Dem Schloss-Abriss weint der Autor keine Träne nach; eher klingt Verwunderung über die ostdeutschen Machthaber an, die die Entscheidung über die Neubebauung von Berlins verwaister Mitte über 20 Jahre vertagten. Dann erst begannen sie mit den Planungen für ein Haus, dessen einzigartiges Konzept der Autor ein ums andere Mal hervorhebt. Die Verbindung zwischen einem "Haus des Volkes" und dem Parlamentssitz habe es nirgendwo sonst gegeben. Es folgen Beschreibungen der Bauarbeiten, Details zum Innenleben des Palastes sowie der Ausstattung des großen Saals, der flexibel verschiedenen Anforderungen angepasst werden konnte. Holfelder vergisst nicht, den schlampigen Umgang mit jenem Stoff zu erwähnen, der schließlich den Abriss besiegelte: Asbest. Von Anfang an sei das angewendete Spritzverfahren auch in der DDR nicht zulässig gewesen, aber die Planerfüllung sei den Verantwortlichen wichtiger erschienen als Rücksichtnahme auf die Gesundheit der späteren Nutzer.

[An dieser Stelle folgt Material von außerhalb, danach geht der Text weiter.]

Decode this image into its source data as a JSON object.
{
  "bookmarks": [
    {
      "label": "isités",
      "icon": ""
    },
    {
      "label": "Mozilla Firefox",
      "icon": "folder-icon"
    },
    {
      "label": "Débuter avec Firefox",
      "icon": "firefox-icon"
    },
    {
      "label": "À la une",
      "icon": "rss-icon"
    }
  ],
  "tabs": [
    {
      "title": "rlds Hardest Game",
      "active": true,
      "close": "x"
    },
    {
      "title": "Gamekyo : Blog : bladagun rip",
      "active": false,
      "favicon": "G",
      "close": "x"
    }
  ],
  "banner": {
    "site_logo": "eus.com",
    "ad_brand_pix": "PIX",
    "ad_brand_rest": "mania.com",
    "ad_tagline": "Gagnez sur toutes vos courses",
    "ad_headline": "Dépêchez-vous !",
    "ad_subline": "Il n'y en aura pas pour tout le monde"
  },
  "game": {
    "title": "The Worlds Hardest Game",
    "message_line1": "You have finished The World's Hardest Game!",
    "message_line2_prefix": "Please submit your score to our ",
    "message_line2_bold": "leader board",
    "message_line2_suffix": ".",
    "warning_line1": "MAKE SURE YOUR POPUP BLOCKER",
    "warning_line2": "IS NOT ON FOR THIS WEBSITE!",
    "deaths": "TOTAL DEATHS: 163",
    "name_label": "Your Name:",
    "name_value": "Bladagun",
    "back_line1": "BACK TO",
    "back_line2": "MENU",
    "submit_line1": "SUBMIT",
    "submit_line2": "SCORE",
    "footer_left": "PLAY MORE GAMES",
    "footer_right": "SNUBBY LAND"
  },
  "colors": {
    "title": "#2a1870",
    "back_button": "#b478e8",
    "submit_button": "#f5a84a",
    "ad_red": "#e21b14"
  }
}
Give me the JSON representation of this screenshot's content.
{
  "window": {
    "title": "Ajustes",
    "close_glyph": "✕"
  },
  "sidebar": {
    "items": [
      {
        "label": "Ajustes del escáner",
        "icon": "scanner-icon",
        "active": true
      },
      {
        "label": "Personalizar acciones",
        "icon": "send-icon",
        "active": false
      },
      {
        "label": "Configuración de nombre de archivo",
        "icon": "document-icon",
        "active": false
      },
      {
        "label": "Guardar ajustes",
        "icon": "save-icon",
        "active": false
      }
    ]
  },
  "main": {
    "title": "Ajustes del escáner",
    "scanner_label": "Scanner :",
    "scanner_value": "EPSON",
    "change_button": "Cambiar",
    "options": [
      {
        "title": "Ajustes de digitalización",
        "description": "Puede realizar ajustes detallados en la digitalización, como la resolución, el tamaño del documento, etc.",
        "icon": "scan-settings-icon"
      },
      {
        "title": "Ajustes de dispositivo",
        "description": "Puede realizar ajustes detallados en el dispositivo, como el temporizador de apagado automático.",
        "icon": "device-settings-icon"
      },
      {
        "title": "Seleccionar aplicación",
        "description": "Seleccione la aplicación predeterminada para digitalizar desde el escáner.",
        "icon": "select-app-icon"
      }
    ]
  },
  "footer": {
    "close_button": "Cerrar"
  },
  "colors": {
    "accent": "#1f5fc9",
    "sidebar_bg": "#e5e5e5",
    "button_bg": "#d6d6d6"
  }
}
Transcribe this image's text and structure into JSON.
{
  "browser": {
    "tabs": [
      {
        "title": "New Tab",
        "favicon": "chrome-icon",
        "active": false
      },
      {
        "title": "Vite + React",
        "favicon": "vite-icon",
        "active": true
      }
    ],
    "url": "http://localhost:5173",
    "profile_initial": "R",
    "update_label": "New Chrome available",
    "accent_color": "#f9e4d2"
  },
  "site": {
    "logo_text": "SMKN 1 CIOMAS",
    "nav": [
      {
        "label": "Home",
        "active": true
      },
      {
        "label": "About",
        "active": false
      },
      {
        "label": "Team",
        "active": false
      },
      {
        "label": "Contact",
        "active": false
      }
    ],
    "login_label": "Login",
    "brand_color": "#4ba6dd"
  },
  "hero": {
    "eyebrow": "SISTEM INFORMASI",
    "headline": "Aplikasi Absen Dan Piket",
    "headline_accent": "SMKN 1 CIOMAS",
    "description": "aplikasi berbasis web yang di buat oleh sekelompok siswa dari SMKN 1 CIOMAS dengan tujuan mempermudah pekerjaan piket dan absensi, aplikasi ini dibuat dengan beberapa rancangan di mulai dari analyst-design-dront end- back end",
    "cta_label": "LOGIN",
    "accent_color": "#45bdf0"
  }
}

Der Autor widmet sich auch den Veranstaltungen, die im Haus stattfanden und von denen nur ein Bruchteil politischer Natur gewesen sei. Kein Wort darüber, dass "Ein Kessel Buntes" oder FDJ-Friedensfeste durchaus eine systemstabilisierende Wirkung hatten. Stattdessen unterstellt er immer wieder einen gleichsam im Wesen des Hauses liegenden oppositionellen Geist, der auch Punk-Konzerte zugelassen habe. Die Vereinigungspolitiker hätten dies vollkommen verkannt und dem Palast letztlich undemokratisch den Garaus gemacht. Wenn das Volk hätte entscheiden dürfen, meint Holfelder, so hätte es sich gegen den Abriss ausgesprochen.
Verständlich, dass er deswegen mit den Plänen zum Neubau des Schlosses wenig anfangen kann und die energische Unterstützung von Politikern für dieses Projekt kritisiert. Der schriftlichen Dokumentation folgt eine ausgesprochen ansehnliche Bilderstrecke, wie überhaupt die Abbildungen eine große Stärke des Buches ausmachen. Abschließend porträtiert Holfelder eine Reihe Prominenter und Normalbürger, deren Lebensweg die Palast-Geschichte kreuzte - unter anderem Udo Lindenberg, Willy Sitte, Thomas Flierl und Wilhelm von Boddien. Sein Versuch, die Sprechweise ostdeutscher Proletarier zu verschriftlichen, wirkt allerdings etwas aufgesetzt.
Holfelders Darstellung ist sicher keine ausgewogene Dokumentation der Palast-Geschichte. Aber sein engagiertes Buch ist über weite Strecken durchdacht und unterhaltsam. Störend ist lediglich, dass er immer wieder den "oppositionellen" Charakter des Hauses als Argument gegen den Abriss bemüht, obwohl er doch wesentlich bessere Gründe für diese Position anführt und sei es nur, dass hier der ideale Ort zur Darstellung von DDR-Geschichte gewesen wäre. Dennoch: ein tolles Buch nicht nur für Palast-Nostalgiker.
Palast der Republik. Aufstieg und Fall eines symbolischen Gebäudes.